0.00 NULL 03139822826
0.00 NULL 49246820001
0.00 NULL 7621830148
0.00 NULL 822004599003
0.11 NULL 73379268872
0.64 NULL 67119603398
0.65 NULL 67261704102
00033492482 00033492482 NULL
00033492682 00033492682 NULL
00033492702 00033492702 NULL
00076848302 00076848302 NULL
00881123792 00881123792 NULL
01130162424 01130162424 NULL
01130164254 01130164254 NULL
01130165543 01130165543 NULL
01130168864 01130168864 NULL
01635163349 01635163349 NULL
16.11 NULL 01635163349

This is wrong because there is a common key here -- 01635163349.

So the output I am looking for is :

01635163349  11/24/2009  16.11

I am looking for a way to inner join these files. tgpr.tab is a full dump file while dlya0809 is a daily file.

I hope the information I have given is helpful this time

Don_Cragun · August 15, 2016, 6:26am

Files being joined by the join utility must be ordered in the collating sequence of sort b on the fields on which they are being joined.

The 2nd field in tgpr.tab is NOT in sorted order. And, with the sample data you showed us in post #10, every line in dlya0908.tab sorts before the 1st line in tgpr.tab .

RudiC · August 15, 2016, 6:38am

Sorry, no. Nothing new. How about the octal dump?

,with a <TAB> (\t, 0x09) char following the -t option, will print the desired result unless field 1 in dlya0908.tab can't be joined with field 2 in tgpr.tab due to - obviously non-printing - differences.

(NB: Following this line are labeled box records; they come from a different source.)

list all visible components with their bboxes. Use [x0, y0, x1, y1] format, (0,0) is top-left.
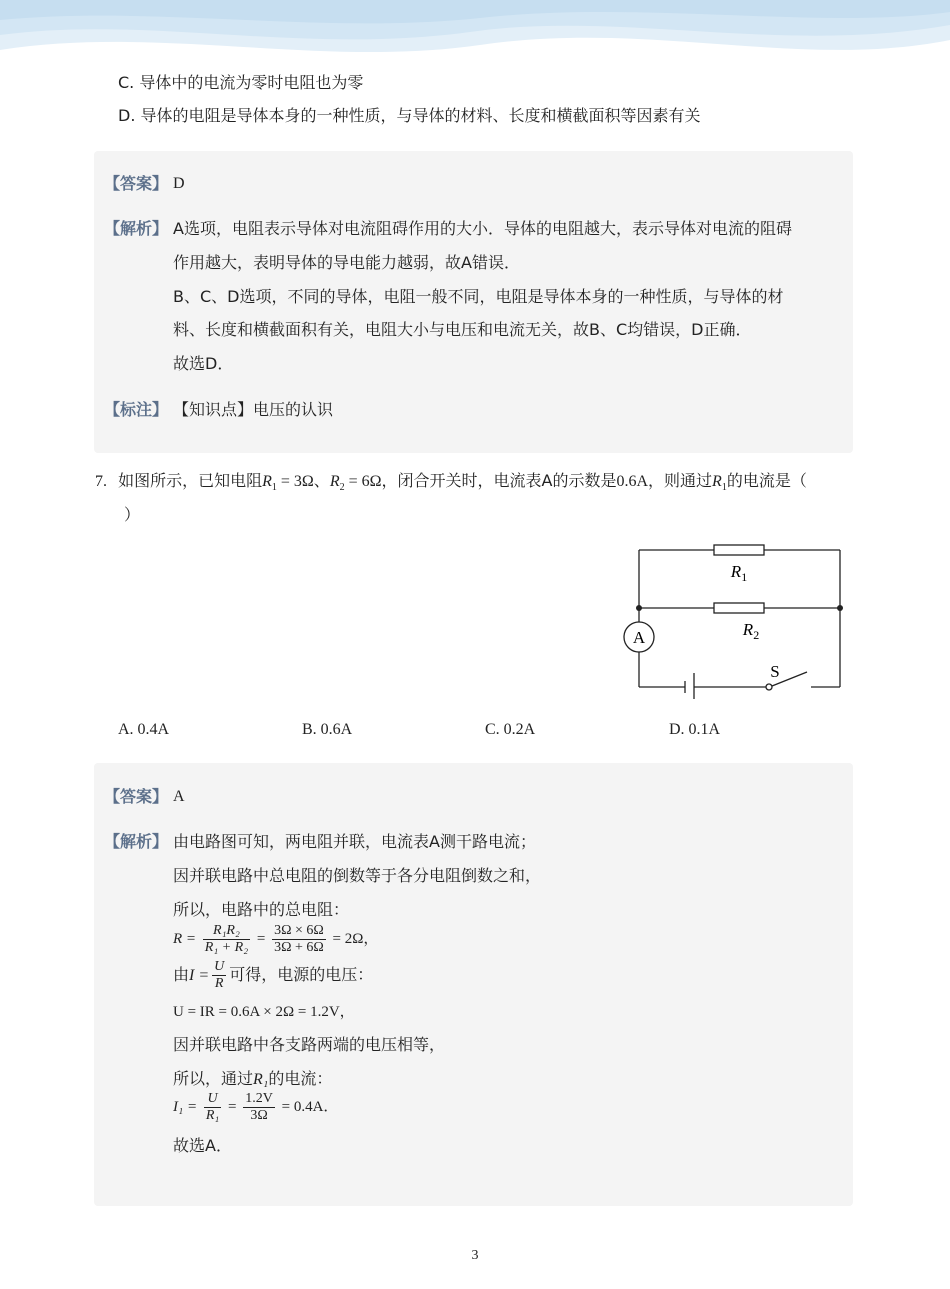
- analysis-line: 因并联电路中各支路两端的电压相等，: [173, 1035, 446, 1054]
- stem-text: 的电流是（: [726, 471, 807, 490]
- fraction-numerator: 3Ω × 6Ω: [274, 923, 324, 938]
- eq-rhs: = 0.4A．: [281, 1098, 339, 1115]
- eq-lhs: R =: [173, 930, 197, 947]
- ammeter-label: A: [632, 628, 646, 647]
- note-tag: 【标注】: [104, 400, 169, 419]
- circuit-diagram: [615, 535, 855, 700]
- equation-current-r1: [173, 1091, 338, 1124]
- junction-left: [636, 605, 642, 611]
- analysis-line: A选项，电阻表示导体对电流阻碍作用的大小．导体的电阻越大，表示导体对电流的阻碍: [173, 219, 792, 238]
- fraction-denominator: 3Ω + 6Ω: [274, 940, 324, 955]
- resistor-r2: [714, 603, 764, 613]
- line-text: 的电流：: [268, 1069, 333, 1088]
- analysis-tag: 【解析】: [104, 832, 169, 851]
- eq-lhs: I₁ =: [173, 1098, 198, 1115]
- analysis-line: 料、长度和横截面积有关，电阻大小与电压和电流无关，故B、C均错误，D正确．: [173, 320, 752, 339]
- eq-lhs: I =: [189, 967, 210, 984]
- r1-label: $R_1$: [730, 562, 748, 584]
- stem-text: 如图所示，已知电阻: [118, 471, 263, 490]
- fraction-numerator: 1.2V: [245, 1091, 273, 1106]
- eq-mid: =: [228, 1098, 237, 1115]
- analysis-line: 故选D．: [173, 354, 234, 373]
- eq-rhs: = 2Ω，: [332, 930, 379, 947]
- analysis-line: [173, 1069, 332, 1090]
- line-text: 由: [173, 965, 190, 984]
- equation-total-resistance: [173, 923, 378, 956]
- stem-text: ，闭合开关时，电流表A的示数是: [381, 471, 617, 490]
- header-wave: [0, 0, 950, 70]
- junction-right: [837, 605, 843, 611]
- analysis-line: B、C、D选项，不同的导体，电阻一般不同，电阻是导体本身的一种性质，与导体的材: [173, 287, 784, 306]
- fraction-denominator: R₁ + R₂: [204, 940, 249, 955]
- r2-label: $R_2$: [742, 620, 760, 642]
- fraction: [272, 923, 326, 956]
- answer-tag: 【答案】: [104, 787, 169, 806]
- r1-eq: = 3Ω、: [276, 473, 330, 490]
- stem-text: ，则通过: [648, 471, 713, 490]
- page-number: 3: [471, 1248, 479, 1263]
- fraction-numerator: U: [204, 1091, 221, 1108]
- analysis-line: 作用越大，表明导体的导电能力越弱，故A错误．: [173, 253, 520, 272]
- choice-d[interactable]: D. 0.1A: [669, 721, 721, 738]
- fraction: [204, 1091, 221, 1124]
- analysis-tag: 【解析】: [104, 219, 169, 238]
- answer-value: D: [173, 175, 185, 192]
- r1-sub: 1: [721, 482, 727, 494]
- r2-eq: = 6Ω: [344, 473, 382, 490]
- choice-c[interactable]: C. 0.2A: [485, 721, 536, 738]
- resistor-r1: [714, 545, 764, 555]
- r1-sub: 1: [271, 482, 277, 494]
- choice-a[interactable]: A. 0.4A: [118, 721, 170, 738]
- ohms-law-line: [173, 959, 373, 992]
- fraction-numerator: R₁R₂: [203, 923, 250, 940]
- eq-mid: =: [256, 930, 266, 947]
- voltage-equation: U = IR = 0.6A × 2Ω = 1.2V，: [173, 1004, 355, 1020]
- line-text: 所以，通过: [173, 1069, 254, 1088]
- switch-pivot: [766, 684, 772, 690]
- analysis-line: 所以，电路中的总电阻：: [173, 900, 350, 919]
- r1-symbol: R: [262, 473, 272, 490]
- option-c: C. 导体中的电流为零时电阻也为零: [118, 73, 364, 92]
- analysis-line: 故选A．: [173, 1136, 232, 1155]
- answer-tag: 【答案】: [104, 174, 169, 193]
- question-number: 7.: [95, 473, 107, 490]
- r1-symbol: R: [712, 473, 722, 490]
- fraction-denominator: 3Ω: [250, 1108, 268, 1123]
- r1-symbol: R₁: [253, 1071, 269, 1088]
- fraction-numerator: U: [214, 959, 225, 974]
- fraction: [203, 923, 250, 956]
- fraction-denominator: R₁: [205, 1108, 220, 1123]
- answer-value: A: [173, 788, 185, 805]
- question-7-stem: [95, 471, 807, 498]
- stem-close-paren: ）: [124, 505, 141, 524]
- r2-sub: 2: [339, 482, 345, 494]
- choice-b[interactable]: B. 0.6A: [302, 721, 353, 738]
- option-d: D. 导体的电阻是导体本身的一种性质，与导体的材料、长度和横截面积等因素有关: [118, 106, 701, 125]
- line-text: 可得，电源的电压：: [229, 965, 374, 984]
- ammeter-reading: 0.6A: [616, 473, 649, 490]
- analysis-line: 由电路图可知，两电阻并联，电流表A测干路电流；: [173, 832, 536, 851]
- r2-symbol: R: [329, 473, 340, 490]
- fraction: [243, 1091, 275, 1124]
- note-value: 【知识点】电压的认识: [173, 400, 334, 419]
- fraction-denominator: R: [214, 976, 224, 991]
- analysis-line: 因并联电路中总电阻的倒数等于各分电阻倒数之和，: [173, 866, 542, 885]
- fraction: [212, 959, 226, 992]
- switch-label: S: [770, 662, 780, 681]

will compare field 1 in dlya0908.tab to field 1 in tgpr.tab and won't find identical entries, of course.

Don_Cragun · August 15, 2016, 6:57am

If dlya0908.tab is in sorted order by field 1, and tgpr.tab is not changing while your script is running, you might want to try:

sort -b -k2,2 tgpr.tab|join -1 1 -2 2 -a 1 -a 2 -e "NULL" -o'0,1.1,2.2' dlya0908.tab -

which, with the data shown in post #10, produces the output:

00033492482 00033492482 NULL
00033492682 00033492682 NULL
00033492702 00033492702 NULL
00076848302 00076848302 NULL
00881123792 00881123792 NULL
01130162424 01130162424 NULL
01130164254 01130164254 NULL
01130165543 01130165543 NULL
01130168864 01130168864 NULL
01635163349 01635163349 01635163349
03139822826 NULL 03139822826
49246820001 NULL 49246820001
67119603398 NULL 67119603398
67261704102 NULL 67261704102
73379268872 NULL 73379268872
7621830148 NULL 7621830148
822004599003 NULL 822004599003

Or, with just:

sort -b -k2,2 tgpr.tab|join -1 1 -2 2 -e "NULL" -o'0,1.1,2.2' dlya0908.tab -

and those same input files, you get the output:

01635163349 01635163349 01635163349

PS: Note, however, that this only works if your input files actually have tab separated fields. The sample files you have provided in this thread use sequences of spaces as field separators (not tabs).

Varshha · August 15, 2016, 10:15am

Right! So it was the second column that was creating trouble. It is working fine now. Thank You for your time Don and RudiC!